Pelanggaran HAM berat memiliki karakteristik yang khas, seperti jejak kaki dinosaurus yang tertinggal dalam fosil - besar, dalam, dan meninggalkan bekas yang tak terhapuskan dalam sejarah kemanusiaan. Ia bukan sekadar pelanggaran terhadap individu, melainkan serangan terhadap nilai-nilai kemanusiaan itu sendiri. Genosida, kejahatan terhadap kemanusiaan, atau penghilangan paksa sistematis meninggalkan luka yang melampaui generasi.

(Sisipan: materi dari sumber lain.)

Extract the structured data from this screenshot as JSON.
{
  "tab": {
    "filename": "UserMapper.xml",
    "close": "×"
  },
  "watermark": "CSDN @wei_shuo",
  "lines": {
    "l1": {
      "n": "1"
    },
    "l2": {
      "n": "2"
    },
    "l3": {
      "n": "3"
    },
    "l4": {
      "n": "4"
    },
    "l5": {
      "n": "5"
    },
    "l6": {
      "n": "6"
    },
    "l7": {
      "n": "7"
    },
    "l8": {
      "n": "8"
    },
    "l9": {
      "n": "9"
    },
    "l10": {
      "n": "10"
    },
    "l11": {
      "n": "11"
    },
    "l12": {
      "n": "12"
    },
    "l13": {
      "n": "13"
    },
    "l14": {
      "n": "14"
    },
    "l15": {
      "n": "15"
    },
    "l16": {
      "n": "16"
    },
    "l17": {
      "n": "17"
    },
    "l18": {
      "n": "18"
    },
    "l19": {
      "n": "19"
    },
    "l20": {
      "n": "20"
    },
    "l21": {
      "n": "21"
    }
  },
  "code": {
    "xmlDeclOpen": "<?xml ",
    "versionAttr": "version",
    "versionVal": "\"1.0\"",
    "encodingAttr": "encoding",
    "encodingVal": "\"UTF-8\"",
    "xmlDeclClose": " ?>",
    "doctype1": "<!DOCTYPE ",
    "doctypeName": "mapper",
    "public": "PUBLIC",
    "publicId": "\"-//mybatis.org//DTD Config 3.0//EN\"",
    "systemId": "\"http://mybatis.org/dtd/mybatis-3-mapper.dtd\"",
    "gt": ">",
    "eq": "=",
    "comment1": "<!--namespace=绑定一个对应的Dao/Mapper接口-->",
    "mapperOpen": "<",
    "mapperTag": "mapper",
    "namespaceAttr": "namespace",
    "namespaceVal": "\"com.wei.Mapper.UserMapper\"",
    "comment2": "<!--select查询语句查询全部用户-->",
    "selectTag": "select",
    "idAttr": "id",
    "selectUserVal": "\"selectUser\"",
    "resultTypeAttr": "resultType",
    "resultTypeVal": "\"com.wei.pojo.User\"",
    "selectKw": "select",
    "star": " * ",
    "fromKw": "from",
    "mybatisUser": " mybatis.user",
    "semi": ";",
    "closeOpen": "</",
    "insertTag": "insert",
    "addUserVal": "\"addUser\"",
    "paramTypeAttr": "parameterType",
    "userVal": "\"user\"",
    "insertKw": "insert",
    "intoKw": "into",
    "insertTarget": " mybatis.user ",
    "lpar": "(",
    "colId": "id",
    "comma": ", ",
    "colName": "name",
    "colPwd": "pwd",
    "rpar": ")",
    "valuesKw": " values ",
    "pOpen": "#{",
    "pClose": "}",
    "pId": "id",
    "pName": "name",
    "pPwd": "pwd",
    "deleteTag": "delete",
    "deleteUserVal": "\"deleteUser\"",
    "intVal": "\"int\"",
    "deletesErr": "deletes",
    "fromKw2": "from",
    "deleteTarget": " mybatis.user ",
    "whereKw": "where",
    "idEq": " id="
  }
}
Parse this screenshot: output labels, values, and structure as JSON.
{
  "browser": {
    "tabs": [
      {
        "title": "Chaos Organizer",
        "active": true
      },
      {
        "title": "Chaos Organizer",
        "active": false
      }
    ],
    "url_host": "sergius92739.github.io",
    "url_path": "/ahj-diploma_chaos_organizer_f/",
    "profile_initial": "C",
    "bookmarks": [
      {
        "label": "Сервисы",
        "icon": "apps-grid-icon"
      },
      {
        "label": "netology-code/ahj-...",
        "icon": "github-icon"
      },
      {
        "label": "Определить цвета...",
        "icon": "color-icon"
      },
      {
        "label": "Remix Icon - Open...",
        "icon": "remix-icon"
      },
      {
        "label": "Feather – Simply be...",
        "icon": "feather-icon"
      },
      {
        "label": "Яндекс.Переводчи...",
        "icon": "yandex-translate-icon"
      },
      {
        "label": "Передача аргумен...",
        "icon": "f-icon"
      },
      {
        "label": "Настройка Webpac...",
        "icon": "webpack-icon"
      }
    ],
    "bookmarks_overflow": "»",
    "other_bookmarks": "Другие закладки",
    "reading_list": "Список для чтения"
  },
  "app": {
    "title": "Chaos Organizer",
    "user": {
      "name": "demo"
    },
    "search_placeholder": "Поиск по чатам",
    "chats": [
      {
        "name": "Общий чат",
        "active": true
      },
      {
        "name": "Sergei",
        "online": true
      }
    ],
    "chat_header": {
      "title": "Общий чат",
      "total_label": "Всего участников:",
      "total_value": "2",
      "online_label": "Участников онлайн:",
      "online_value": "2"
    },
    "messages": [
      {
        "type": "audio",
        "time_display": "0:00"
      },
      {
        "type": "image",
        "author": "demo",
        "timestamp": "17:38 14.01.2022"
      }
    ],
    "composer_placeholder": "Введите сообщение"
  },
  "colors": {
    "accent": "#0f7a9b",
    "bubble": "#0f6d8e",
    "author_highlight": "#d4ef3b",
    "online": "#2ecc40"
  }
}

Bayangkan sebuah pohon besar yang tumbang. Kejahatan biasa mungkin seperti mematahkan rantingnya - menyakitkan bagi ranting tersebut, tetapi pohon masih bisa pulih. Pelanggaran HAM berat, sebaliknya, adalah seperti mencabut pohon tersebut beserta akarnya, merusak tanah tempatnya tumbuh, dan meracuni lingkungan sekitarnya. Dampaknya jauh lebih luas dan dalam.

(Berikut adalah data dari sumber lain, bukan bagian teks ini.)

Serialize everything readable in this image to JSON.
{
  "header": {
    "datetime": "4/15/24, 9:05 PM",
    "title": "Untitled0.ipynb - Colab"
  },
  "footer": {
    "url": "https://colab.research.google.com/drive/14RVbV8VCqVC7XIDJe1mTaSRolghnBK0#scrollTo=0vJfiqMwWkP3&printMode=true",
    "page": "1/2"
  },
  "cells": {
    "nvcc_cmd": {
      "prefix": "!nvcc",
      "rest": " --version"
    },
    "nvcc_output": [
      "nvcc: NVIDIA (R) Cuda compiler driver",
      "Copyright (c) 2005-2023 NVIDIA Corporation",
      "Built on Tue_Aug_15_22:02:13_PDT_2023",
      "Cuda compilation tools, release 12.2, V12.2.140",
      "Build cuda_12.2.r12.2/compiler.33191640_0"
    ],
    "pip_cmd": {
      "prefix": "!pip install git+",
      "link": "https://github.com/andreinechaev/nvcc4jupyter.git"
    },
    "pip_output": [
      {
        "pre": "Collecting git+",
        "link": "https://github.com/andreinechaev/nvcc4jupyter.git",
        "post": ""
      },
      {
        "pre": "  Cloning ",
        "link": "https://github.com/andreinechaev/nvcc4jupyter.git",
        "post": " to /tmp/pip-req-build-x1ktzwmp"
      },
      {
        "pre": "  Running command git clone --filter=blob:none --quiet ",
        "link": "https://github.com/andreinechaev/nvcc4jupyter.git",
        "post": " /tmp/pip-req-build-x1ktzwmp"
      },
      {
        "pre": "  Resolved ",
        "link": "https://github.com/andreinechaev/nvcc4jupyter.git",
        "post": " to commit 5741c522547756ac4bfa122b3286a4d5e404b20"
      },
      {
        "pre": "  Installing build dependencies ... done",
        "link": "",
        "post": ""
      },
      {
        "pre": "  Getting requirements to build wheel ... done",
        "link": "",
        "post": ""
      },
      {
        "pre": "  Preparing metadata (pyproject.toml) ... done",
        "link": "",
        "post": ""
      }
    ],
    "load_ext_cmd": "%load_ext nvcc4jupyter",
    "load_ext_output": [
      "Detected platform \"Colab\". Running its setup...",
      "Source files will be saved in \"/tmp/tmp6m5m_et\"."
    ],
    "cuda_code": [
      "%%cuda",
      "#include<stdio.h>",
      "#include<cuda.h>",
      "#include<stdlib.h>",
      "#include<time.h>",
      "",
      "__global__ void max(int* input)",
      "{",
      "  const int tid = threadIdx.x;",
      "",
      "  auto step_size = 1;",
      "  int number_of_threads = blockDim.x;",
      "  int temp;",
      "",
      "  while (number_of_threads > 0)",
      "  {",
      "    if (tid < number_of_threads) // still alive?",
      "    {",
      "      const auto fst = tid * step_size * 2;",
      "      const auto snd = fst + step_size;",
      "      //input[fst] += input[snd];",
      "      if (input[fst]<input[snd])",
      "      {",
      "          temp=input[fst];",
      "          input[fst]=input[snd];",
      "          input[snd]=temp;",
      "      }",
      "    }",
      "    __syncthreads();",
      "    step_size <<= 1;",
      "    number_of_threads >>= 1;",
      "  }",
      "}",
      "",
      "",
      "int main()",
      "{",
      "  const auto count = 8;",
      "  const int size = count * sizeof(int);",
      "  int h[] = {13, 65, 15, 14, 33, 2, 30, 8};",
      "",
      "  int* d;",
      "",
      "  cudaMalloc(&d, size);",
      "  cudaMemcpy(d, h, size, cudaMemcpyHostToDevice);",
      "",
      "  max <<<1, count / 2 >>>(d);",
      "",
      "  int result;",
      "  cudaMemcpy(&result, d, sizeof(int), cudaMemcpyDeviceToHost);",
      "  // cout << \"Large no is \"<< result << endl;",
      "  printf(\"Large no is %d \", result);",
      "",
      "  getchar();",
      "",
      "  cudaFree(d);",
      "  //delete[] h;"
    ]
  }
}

Dalam konteks ini, menyamakan setiap kejahatan sebagai pelanggaran HAM bisa jadi kontraproduktif. Ini seperti mengatakan bahwa semua penyakit sama seriusnya - dari flu biasa hingga kanker stadium akhir. Pandangan semacam ini bisa mengaburkan urgensi dan keseriusan pelanggaran HAM berat, yang membutuhkan penanganan khusus dan perhatian lebih.
Pelanggaran HAM berat seringkali melibatkan unsur kekuasaan dan sistematis. Ini bukan seperti pencuri yang masuk rumah di malam hari, melainkan seperti sistem yang secara terencana menindas dan menghancurkan kelompok tertentu. Ada perbedaan fundamental antara kejahatan yang dilakukan oleh individu dengan kejahatan yang disponsori atau dibiarkan oleh negara.
Dalam sejarah Indonesia sendiri, kita bisa melihat contoh-contoh nyata. Peristiwa 1965, Tanjung Priok, atau Timor Timur bukan sekadar rangkaian kejahatan biasa. Ini adalah momem-momen gelap yang melibatkan aparatur negara, kebijakan sistematis, dan dampak yang masih terasa hingga generasi berikutnya.
Kategorisasi pelanggaran HAM berat menjadi penting bukan untuk menciptakan hierarki penderitaan, melainkan untuk memastikan penanganan yang tepat. Ini seperti protokol medis yang berbeda untuk menangani flu dan kanker - keduanya penyakit, tetapi membutuhkan pendekatan yang berbeda.
Lebih jauh lagi, pemahaman yang tepat tentang pelanggaran HAM berat penting untuk pencegahan. Dengan mengenali karakteristik khususnya, kita bisa lebih waspada terhadap tanda-tanda awal dan mencegah terulangnya tragedi serupa di masa depan. Ini seperti sistem peringatan dini untuk bencana alam - semakin akurat kita mengidentifikasi tandanya, semakin baik kita bisa mempersiapkan diri.
Di tengah diskusi ini, penting untuk tetap menjaga keseimbangan. Mengakui bahwa tidak semua kejahatan adalah pelanggaran HAM berat tidak berarti meremehkan kejahatan biasa. Setiap pelanggaran terhadap hak asasi manusia, berat maupun ringan, tetap perlu ditangani dengan serius sesuai dengan proporsi dan karakteristiknya masing-masing.
Yang perlu kita ingat adalah bahwa kategorisasi ini bukan sekadar perdebatan akademis. Ini adalah panduan praktis untuk memastikan keadilan dapat ditegakkan dengan tepat. Seperti dokter yang harus bisa membedakan gejala berbagai penyakit untuk memberikan pengobatan yang tepat, sistem hukum dan HAM kita juga perlu memiliki kategorisasi yang jelas untuk memberikan penanganan yang sesuai.
Pada akhirnya, memahami perbedaan antara kejahatan biasa dan pelanggaran HAM berat adalah bagian dari upaya kolektif kita untuk membangun masyarakat yang lebih berkeadilan. Ini adalah proses pembelajaran yang terus berlanjut, di mana kita harus tetap kritis namun bijak dalam menyikapi berbagai pandangan, termasuk pernyataan Yusril tersebut.
Mungkin yang lebih tepat adalah memahami bahwa meski setiap kejahatan memang melanggar hak asasi seseorang, tidak setiap kejahatan dapat dikategorikan sebagai pelanggaran HAM berat. Perbedaan ini penting bukan untuk menciptakan hierarki kekerasan, melainkan untuk memastikan bahwa setiap kasus mendapat penanganan yang sesuai dengan karakteristik dan dampaknya.